Roy Lichtenstein is known for his prints and paintings inspired by commercial and popular culture. Although all of his work maintains a certain air of parody, the thematic contents of his early works differ greatly from his later artistic output.Indians Pursued By American Dragoons of 1952 is a distinct pre-pop work that blends naturalistic and stylised forms of expression.
Lichtenstein employs a particular etching technique referred to as intaglio in this print. Rather than using deep carvings, the artist employs refined incisions coated in ink. Aquatint is applied in conjunction with the etching process, producing areas of tone and texture rather than definite outlines.
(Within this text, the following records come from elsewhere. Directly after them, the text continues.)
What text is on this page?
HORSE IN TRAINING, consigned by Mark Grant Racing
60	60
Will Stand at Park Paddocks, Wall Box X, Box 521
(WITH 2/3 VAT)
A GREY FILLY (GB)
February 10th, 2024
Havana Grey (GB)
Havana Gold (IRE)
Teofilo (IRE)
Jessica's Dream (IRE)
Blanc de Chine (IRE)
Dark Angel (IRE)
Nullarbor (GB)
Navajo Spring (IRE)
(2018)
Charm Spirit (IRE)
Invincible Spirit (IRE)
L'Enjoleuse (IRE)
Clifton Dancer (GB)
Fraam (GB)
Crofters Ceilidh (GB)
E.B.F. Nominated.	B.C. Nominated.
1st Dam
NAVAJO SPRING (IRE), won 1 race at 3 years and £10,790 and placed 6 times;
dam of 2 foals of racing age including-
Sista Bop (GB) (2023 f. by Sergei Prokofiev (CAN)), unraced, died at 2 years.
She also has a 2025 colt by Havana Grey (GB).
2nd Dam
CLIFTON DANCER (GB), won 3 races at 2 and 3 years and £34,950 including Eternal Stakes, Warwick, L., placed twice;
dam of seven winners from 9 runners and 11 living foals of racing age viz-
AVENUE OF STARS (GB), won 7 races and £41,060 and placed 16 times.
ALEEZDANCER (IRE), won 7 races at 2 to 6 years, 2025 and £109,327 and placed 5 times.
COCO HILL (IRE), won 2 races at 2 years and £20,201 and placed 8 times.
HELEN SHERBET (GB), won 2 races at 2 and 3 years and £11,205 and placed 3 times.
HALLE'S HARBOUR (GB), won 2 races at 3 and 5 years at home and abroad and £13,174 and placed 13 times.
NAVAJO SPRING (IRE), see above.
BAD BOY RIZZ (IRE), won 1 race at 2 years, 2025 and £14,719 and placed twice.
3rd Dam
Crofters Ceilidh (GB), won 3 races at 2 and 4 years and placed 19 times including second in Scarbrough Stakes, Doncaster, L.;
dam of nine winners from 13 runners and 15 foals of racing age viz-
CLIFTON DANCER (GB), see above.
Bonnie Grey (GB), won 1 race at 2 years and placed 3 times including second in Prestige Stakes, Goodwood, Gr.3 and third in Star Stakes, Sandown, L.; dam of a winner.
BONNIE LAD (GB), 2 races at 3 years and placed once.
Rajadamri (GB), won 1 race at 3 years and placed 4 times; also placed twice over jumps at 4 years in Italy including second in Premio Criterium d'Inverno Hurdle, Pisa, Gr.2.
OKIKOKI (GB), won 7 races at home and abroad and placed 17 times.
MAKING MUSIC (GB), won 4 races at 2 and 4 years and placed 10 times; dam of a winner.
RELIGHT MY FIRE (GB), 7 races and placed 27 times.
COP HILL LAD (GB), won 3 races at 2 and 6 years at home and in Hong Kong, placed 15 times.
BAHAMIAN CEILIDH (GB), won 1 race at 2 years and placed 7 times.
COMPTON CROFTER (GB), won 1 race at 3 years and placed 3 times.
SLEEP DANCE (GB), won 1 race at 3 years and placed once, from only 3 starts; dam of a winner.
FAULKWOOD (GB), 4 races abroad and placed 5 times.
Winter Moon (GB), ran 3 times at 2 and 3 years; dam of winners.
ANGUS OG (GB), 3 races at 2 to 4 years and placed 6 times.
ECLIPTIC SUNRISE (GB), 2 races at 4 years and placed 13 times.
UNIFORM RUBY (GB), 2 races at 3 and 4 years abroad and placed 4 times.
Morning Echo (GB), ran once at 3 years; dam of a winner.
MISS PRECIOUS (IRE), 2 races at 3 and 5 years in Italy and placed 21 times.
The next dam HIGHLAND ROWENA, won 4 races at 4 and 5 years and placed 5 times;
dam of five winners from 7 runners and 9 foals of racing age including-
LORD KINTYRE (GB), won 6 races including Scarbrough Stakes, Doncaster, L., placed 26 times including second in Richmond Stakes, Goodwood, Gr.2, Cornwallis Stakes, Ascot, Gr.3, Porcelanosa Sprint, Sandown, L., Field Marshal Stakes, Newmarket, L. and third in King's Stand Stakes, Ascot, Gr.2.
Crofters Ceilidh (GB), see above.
Indians Pursued By American Dragoons manifests a little known aspect of Lichtenstein’s ouvre. The work delves into indegenous heritage, a subject explored in great depth by the artist in his later American Indian series. In line with Lichtenstein’s Approaching The Castle of 1951, the work combines the painterly gestures of Abstract Expressionism and the formal attributes of Cubism.
Indians Pursued By American Dragoons presents an intricate composition contradictive of its title, which suggests a vehement chase. The Indians and the dragoons are intertwined, distinguishable only by their respective warbonnets and combat helmets. Despite the dark pigments, Lichtenstein’s playful rendering of the scene lends the work a whimsical quality.